The NSE’s key index is the S&P CNX Nifty, known as the NSE NIFTY (National Stock Exchange Fifty), an index of fifty major stocks weighted by market capitalization.

NSE is mutually-owned by a set of leading financial institutions, banks, insurance companies and other financial intermediaries in India but its ownership and management operate as separate entities

Recent developments in Indian Stock Market:

1) New measures of risk management system:

a) Reduction of price volatility: To reduce this, the derivatives products, index options, futures were introduced.

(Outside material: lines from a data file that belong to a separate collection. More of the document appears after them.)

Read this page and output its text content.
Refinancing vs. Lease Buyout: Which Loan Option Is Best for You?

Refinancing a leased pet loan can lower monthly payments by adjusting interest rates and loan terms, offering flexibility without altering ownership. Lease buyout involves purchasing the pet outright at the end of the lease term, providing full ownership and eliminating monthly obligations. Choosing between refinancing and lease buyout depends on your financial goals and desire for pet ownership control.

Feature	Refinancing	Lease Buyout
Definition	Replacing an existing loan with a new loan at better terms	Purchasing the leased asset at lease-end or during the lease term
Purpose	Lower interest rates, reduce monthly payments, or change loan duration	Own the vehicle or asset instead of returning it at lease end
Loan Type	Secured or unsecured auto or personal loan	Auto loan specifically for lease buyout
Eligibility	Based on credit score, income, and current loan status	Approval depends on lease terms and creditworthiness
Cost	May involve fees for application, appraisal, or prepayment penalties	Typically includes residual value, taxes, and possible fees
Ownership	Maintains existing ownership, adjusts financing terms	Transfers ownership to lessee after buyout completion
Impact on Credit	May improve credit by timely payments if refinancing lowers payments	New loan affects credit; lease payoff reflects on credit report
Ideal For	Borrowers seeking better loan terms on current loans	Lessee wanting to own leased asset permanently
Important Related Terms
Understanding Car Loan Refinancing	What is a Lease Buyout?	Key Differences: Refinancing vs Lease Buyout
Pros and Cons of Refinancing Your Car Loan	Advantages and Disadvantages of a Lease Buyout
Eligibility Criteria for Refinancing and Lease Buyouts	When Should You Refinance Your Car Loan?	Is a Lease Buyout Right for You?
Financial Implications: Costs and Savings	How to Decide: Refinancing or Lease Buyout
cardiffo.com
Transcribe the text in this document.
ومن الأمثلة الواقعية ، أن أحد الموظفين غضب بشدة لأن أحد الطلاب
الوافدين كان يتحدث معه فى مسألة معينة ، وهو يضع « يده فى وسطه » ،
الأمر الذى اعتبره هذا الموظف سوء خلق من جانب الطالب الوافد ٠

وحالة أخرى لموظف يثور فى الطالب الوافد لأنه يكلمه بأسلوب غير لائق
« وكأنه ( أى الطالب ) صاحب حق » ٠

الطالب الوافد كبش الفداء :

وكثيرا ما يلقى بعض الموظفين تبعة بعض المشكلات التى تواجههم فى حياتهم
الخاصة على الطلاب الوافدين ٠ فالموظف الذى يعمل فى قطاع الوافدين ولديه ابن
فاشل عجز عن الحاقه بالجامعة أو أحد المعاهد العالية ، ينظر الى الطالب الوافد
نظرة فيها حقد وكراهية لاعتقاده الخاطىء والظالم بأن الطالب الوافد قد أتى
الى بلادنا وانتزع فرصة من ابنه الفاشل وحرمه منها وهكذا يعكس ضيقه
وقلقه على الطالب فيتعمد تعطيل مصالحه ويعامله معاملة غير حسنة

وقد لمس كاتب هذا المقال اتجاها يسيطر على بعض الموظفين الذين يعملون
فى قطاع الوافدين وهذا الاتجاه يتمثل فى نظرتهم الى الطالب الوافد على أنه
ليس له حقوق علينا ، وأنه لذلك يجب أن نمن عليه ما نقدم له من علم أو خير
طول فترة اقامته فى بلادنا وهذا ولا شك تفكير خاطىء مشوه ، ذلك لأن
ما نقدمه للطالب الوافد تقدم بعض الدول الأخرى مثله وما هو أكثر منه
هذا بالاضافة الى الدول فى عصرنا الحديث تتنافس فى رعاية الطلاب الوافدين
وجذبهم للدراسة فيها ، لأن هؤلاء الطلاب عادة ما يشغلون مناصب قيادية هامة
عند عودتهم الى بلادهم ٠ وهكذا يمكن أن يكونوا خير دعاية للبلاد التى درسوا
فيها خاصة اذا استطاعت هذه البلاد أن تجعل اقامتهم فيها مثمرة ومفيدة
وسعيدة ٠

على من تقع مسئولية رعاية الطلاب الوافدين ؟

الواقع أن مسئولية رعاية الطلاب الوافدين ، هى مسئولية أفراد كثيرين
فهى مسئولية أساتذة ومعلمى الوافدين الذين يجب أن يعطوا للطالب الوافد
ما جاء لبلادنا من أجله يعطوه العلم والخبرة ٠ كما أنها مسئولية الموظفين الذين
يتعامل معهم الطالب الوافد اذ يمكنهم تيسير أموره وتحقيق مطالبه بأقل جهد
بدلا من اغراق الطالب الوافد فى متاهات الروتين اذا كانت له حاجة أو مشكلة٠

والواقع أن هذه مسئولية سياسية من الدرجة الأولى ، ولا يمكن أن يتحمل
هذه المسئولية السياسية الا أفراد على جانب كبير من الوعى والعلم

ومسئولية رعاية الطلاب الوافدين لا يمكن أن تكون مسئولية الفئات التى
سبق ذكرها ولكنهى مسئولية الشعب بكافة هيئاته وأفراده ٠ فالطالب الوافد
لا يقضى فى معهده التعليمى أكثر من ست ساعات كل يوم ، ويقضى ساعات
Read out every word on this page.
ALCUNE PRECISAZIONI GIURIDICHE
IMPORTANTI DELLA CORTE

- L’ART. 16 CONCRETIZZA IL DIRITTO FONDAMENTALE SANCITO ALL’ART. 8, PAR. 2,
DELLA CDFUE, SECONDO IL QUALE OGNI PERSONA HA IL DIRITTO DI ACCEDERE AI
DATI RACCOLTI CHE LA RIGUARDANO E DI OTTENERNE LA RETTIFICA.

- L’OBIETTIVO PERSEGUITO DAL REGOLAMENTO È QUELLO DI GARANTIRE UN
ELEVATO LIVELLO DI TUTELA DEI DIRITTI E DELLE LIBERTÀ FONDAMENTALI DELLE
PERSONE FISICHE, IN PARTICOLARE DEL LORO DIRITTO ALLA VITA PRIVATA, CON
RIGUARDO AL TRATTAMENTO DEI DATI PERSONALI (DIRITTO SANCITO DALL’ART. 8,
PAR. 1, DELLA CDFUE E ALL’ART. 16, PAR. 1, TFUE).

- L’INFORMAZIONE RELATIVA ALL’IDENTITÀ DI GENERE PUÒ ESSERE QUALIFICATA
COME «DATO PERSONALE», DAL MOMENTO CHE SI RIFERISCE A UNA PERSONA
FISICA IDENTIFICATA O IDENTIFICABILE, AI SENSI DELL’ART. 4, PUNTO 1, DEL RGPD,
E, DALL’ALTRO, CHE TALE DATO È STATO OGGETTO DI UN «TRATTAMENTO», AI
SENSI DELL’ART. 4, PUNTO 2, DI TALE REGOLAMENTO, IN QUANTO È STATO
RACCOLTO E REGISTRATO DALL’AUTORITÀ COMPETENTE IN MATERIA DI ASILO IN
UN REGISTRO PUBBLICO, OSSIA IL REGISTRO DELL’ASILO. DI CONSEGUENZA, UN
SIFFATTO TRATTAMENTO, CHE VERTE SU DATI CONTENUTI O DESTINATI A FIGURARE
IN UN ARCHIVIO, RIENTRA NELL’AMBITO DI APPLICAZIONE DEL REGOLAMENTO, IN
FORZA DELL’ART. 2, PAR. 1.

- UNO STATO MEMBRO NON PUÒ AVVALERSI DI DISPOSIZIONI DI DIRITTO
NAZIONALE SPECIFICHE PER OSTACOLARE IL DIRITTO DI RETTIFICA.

b) Placement of circuit breakers

c) Intraday trading limit

d) Mark to market margin

2) Investigations in case a company violate any law.

3) Investor awareness campaign

4) Ban on insider trading

Trading in Indian stock exchanges is limited to listed securities of public limited companies. They are forward list and cash list.

A member broker in an Indian stock exchange can act as an agent, buy and sell securities for his clients on a commission basis and also can act as a trader or dealer as a principal, buy and sell securities on his own account and risk.

The nature of trading on Indian Stock Exchanges are that of age old conventional style of face-to-face trading with bids and offers being made by open outcry. However, there is a great amount of effort to modernize the Indian stock exchanges in the very recent times.